Riprendiamo la vicenda di Giacobbe, quando dopo molti anni torna a casa: al guado dello Iabbok, la sua lotta con Dio, il misterioso qualcuno che lo affronta nella notte. Basta fermarsi sulla sua espressione: Non ti lascerò finché non mi avrai benedetto!

 

Durante quella notte egli si alzò, prese le due mogli, le due schiave, i suoi undici figli e passò il guado dello Iabbok. Li prese, fece loro passare il torrente e fece passare anche tutti i suoi averi. Giacobbe rimase solo e un uomo lottò con lui fino allo spuntare dell’aurora. Vedendo che non riusciva a vincerlo, lo colpì all’articolazione del femore e l’articolazione del femore di Giacobbe si slogò, mentre continuava a lottare con lui. Quegli disse: “Lasciami andare, perché è spuntata l’aurora”. Giacobbe rispose: “Non ti  lascerò, se non mi avrai benedetto!”. Gli domandò: “Come ti chiami?”. Rispose: “Giacobbe”. Riprese: “Non ti chiamerai più Giacobbe, ma Israele, perché hai combattuto con Dio e con gli uomini e hai vinto!”. Giacobbe allora gli chiese: “Dimmi il tuo nome”. Gli rispose: “Perché mi chiedi il nome?”. E qui lo benedisse. Allora Giacobbe chiamò quel luogo Penuel, “Perché – disse – ho visto Dio faccia a faccia, eppure la mia vita è rimasta salva”. Spuntava il sole, quando Giacobbe passò Penuel e zoppicava all’anca, nel nervo sciatico.

 

 

Giacobbe si impone a Dio. Non può pretendere sulla base dei suoi meriti, perché la logica è stata differente fin dall’inizio, ma può pretendere proprio sulla base di quell’immeritata promessa. Non meritata, vuol dire che è solo per grazia, e come tale non può venire meno. Non era legata a lui, alla sua bontà e alla sua fedeltà! Dio si è esposto, ha fatto una promessa infinita: mantenga, ora. E Dio cede, e qui lo benedisse. Hai vinto, dice. Questa atteggiamento è il contrario del volontarismo, che dice “Io devo riuscire e realizzare la mia fedeltà”. Perché, invece, “Sei tu che devi non lasciarmi e realizzare in me la fedeltà”.

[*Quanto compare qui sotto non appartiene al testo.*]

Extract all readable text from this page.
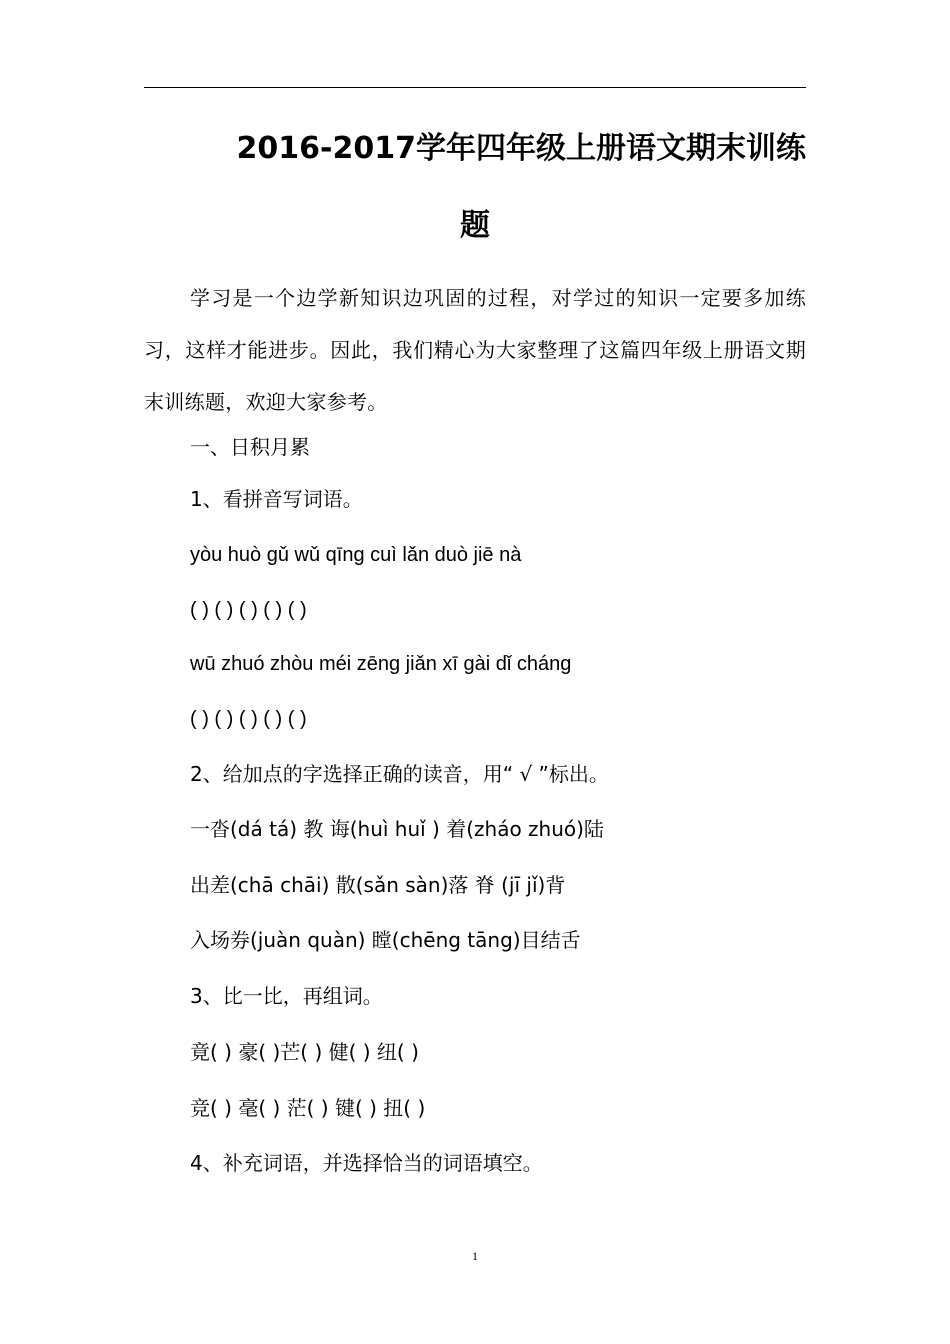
2016-2017学年四年级上册语文期末训练
题

学习是一个边学新知识边巩固的过程，对学过的知识一定要多加练习，这样才能进步。因此，我们精心为大家整理了这篇四年级上册语文期末训练题，欢迎大家参考。

一、日积月累

1、看拼音写词语。

yòu huò gǔ wǔ qīng cuì lǎn duò jiē nà

( ) ( ) ( ) ( ) ( )

wū zhuó zhòu méi zēng jiǎn xī gài dǐ cháng

( ) ( ) ( ) ( ) ( )

2、给加点的字选择正确的读音，用“ √ ”标出。

一沓(dá tá) 教 诲(huì huǐ ) 着(zháo zhuó)陆

出差(chā chāi) 散(sǎn sàn)落 脊 (jī jǐ)背

入场券(juàn quàn) 瞠(chēng tāng)目结舌

3、比一比，再组词。

竟( ) 豪( )芒( ) 健( ) 纽( )

竞( ) 毫( ) 茫( ) 键( ) 扭( )

4、补充词语，并选择恰当的词语填空。

1
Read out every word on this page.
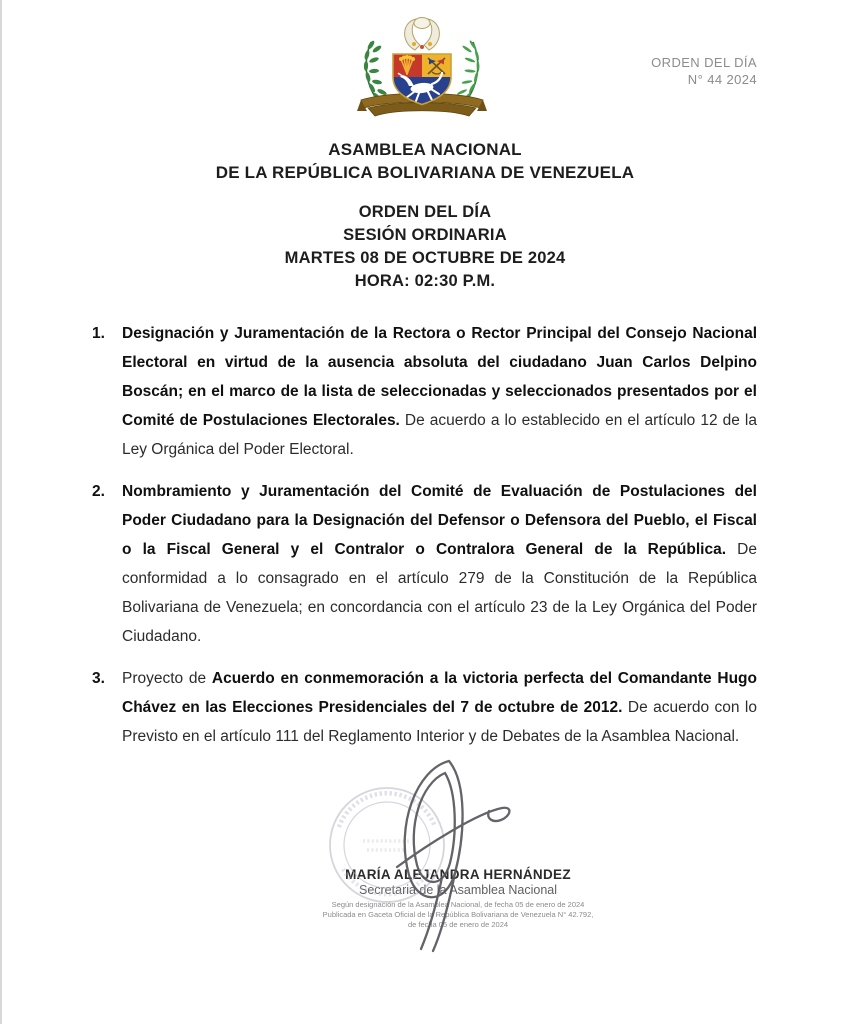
ORDEN DEL DÍA
N° 44 2024
ASAMBLEA NACIONAL
DE LA REPÚBLICA BOLIVARIANA DE VENEZUELA
ORDEN DEL DÍA
SESIÓN ORDINARIA
MARTES 08 DE OCTUBRE DE 2024
HORA: 02:30 P.M.
1. Designación y Juramentación de la Rectora o Rector Principal del Consejo Nacional Electoral en virtud de la ausencia absoluta del ciudadano Juan Carlos Delpino Boscán; en el marco de la lista de seleccionadas y seleccionados presentados por el Comité de Postulaciones Electorales. De acuerdo a lo establecido en el artículo 12 de la Ley Orgánica del Poder Electoral.

2. Nombramiento y Juramentación del Comité de Evaluación de Postulaciones del Poder Ciudadano para la Designación del Defensor o Defensora del Pueblo, el Fiscal o la Fiscal General y el Contralor o Contralora General de la República. De conformidad a lo consagrado en el artículo 279 de la Constitución de la República Bolivariana de Venezuela; en concordancia con el artículo 23 de la Ley Orgánica del Poder Ciudadano.

3. Proyecto de Acuerdo en conmemoración a la victoria perfecta del Comandante Hugo Chávez en las Elecciones Presidenciales del 7 de octubre de 2012. De acuerdo con lo Previsto en el artículo 111 del Reglamento Interior y de Debates de la Asamblea Nacional.

MARÍA ALEJANDRA HERNÁNDEZ
Secretaria de la Asamblea Nacional
Según designación de la Asamblea Nacional, de fecha 05 de enero de 2024
Publicada en Gaceta Oficial de la República Bolivariana de Venezuela N° 42.792,
de fecha 05 de enero de 2024
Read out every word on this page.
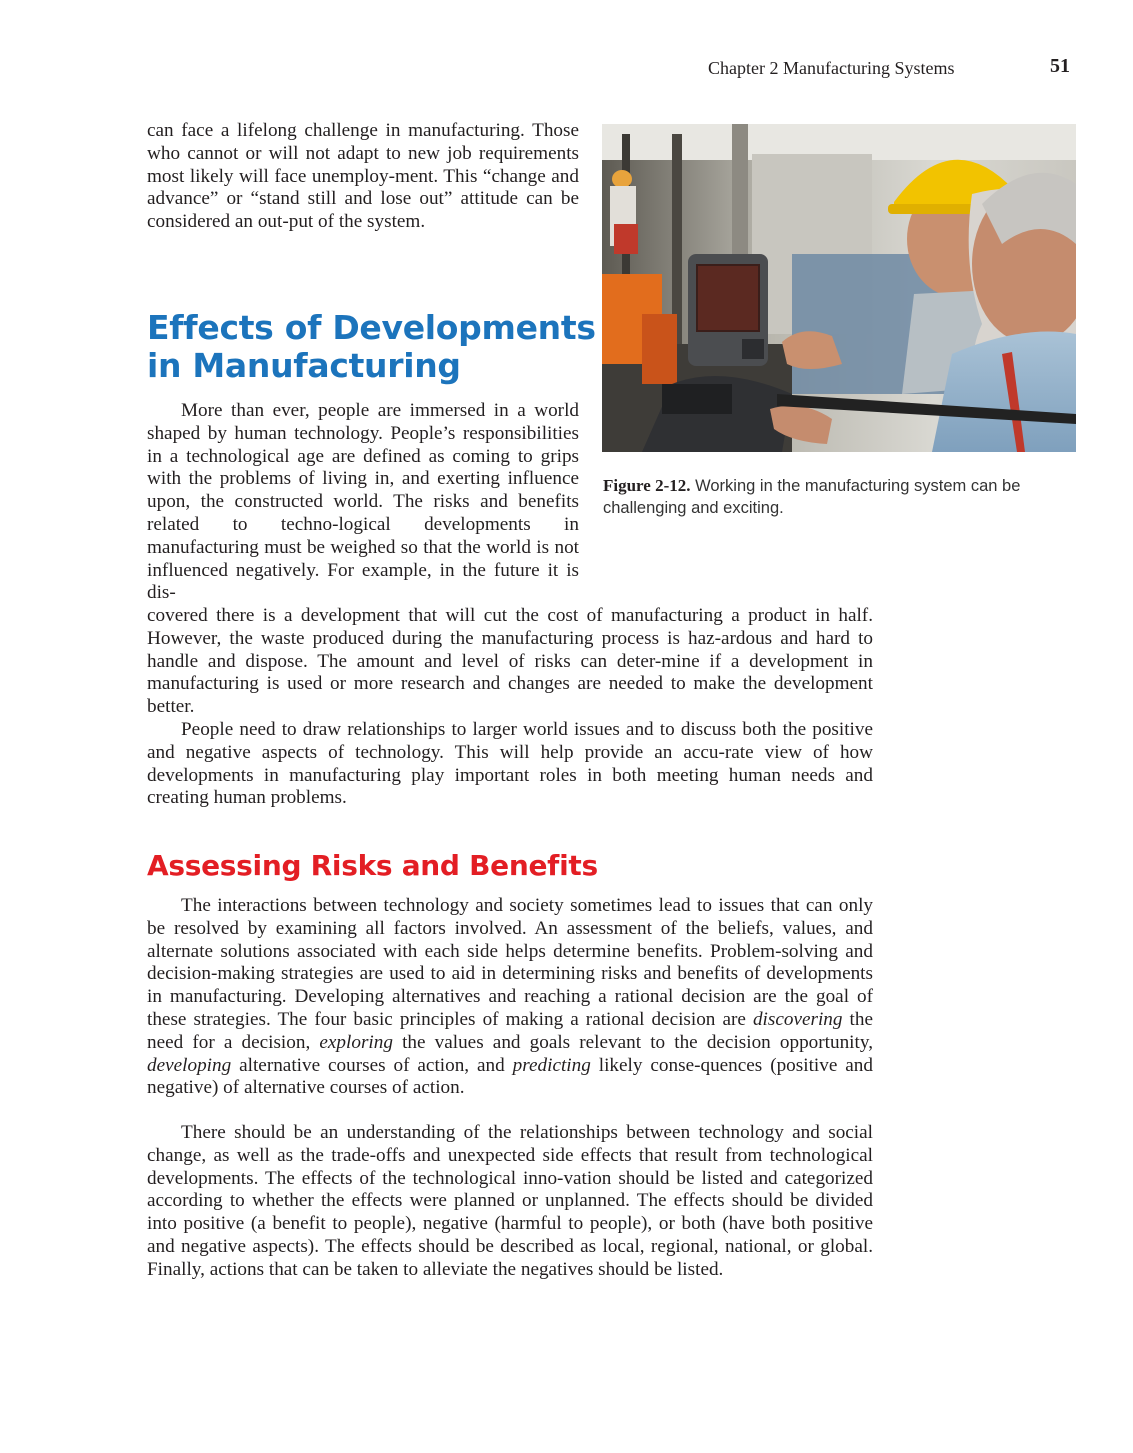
Chapter 2 Manufacturing Systems	51

can face a lifelong challenge in manufacturing. Those who cannot or will not adapt to new job requirements most likely will face unemploy-ment. This “change and advance” or “stand still and lose out” attitude can be considered an out-put of the system.

Effects of Developments
in Manufacturing

More than ever, people are immersed in a world shaped by human technology. People’s responsibilities in a technological age are defined as coming to grips with the problems of living in, and exerting influence upon, the constructed world. The risks and benefits related to techno-logical developments in manufacturing must be weighed so that the world is not influenced negatively. For example, in the future it is dis-

covered there is a development that will cut the cost of manufacturing a product in half. However, the waste produced during the manufacturing process is haz-ardous and hard to handle and dispose. The amount and level of risks can deter-mine if a development in manufacturing is used or more research and changes are needed to make the development better.

People need to draw relationships to larger world issues and to discuss both the positive and negative aspects of technology. This will help provide an accu-rate view of how developments in manufacturing play important roles in both meeting human needs and creating human problems.

Assessing Risks and Benefits

The interactions between technology and society sometimes lead to issues that can only be resolved by examining all factors involved. An assessment of the beliefs, values, and alternate solutions associated with each side helps determine benefits. Problem-solving and decision-making strategies are used to aid in determining risks and benefits of developments in manufacturing. Developing alternatives and reaching a rational decision are the goal of these strategies. The four basic principles of making a rational decision are discovering the need for a decision, exploring the values and goals relevant to the decision opportunity, developing alternative courses of action, and predicting likely conse-quences (positive and negative) of alternative courses of action.

There should be an understanding of the relationships between technology and social change, as well as the trade-offs and unexpected side effects that result from technological developments. The effects of the technological inno-vation should be listed and categorized according to whether the effects were planned or unplanned. The effects should be divided into positive (a benefit to people), negative (harmful to people), or both (have both positive and negative aspects). The effects should be described as local, regional, national, or global. Finally, actions that can be taken to alleviate the negatives should be listed.

Figure 2-12. Working in the manufacturing system can be challenging and exciting.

Non ti lascerò: insistenza che pretende. Dove non c’è questa convinzione, che “Tu devi essere lo stesso per me qualsiasi cosa accada, perché è la tua promessa”, c’è la resa. Davanti alla facilità di resa di cui si parla oggi, si può essere tentati di tornare a una formazione volontaristica, come a voler rafforzare una umana mancanza di forza, puntando però su un resistenza che conta su di sé. Invece, è questione di fiducia e delle implicazioni dell’amore.

È importante insegnare a volere davvero, far notare l’importanza del desiderio e la paura di desiderare che spesso c’è: se vuoi davvero, chiedi. Perché non chiedi? E allora ti arrendi oppure pretendi di dover riuscire da te stesso. Non basta il primo desiderio che si esprime così: vorrei essere un bravo consacrato, missionario. Non basta il secondo, scoperto a fatica: vorrei scappare. Ce n’è uno più profondo: vorrei restare anche nella difficoltà, avere la forza di essere fedele ancora. Questo desiderio bisogna far affiorare, senza farsi ingannare dagli altri.

Per concludere, aggiungiamo che, se è necessaria una insistenza di domanda, è bella anche una insistenza di risposta. È molto chiara anche in Teresa. Se Gesù vuol giocare con un granello di sabbia, è libero di farlo. Giacché Gesù vuol dormire, perché dovrei impedirglielo? Purché egli sia contento… (p. 183)[7]. Sono tantissime le espressioni come queste. Il significato è: Io resto lo stesso per te, qualsiasi cosa tu faccia.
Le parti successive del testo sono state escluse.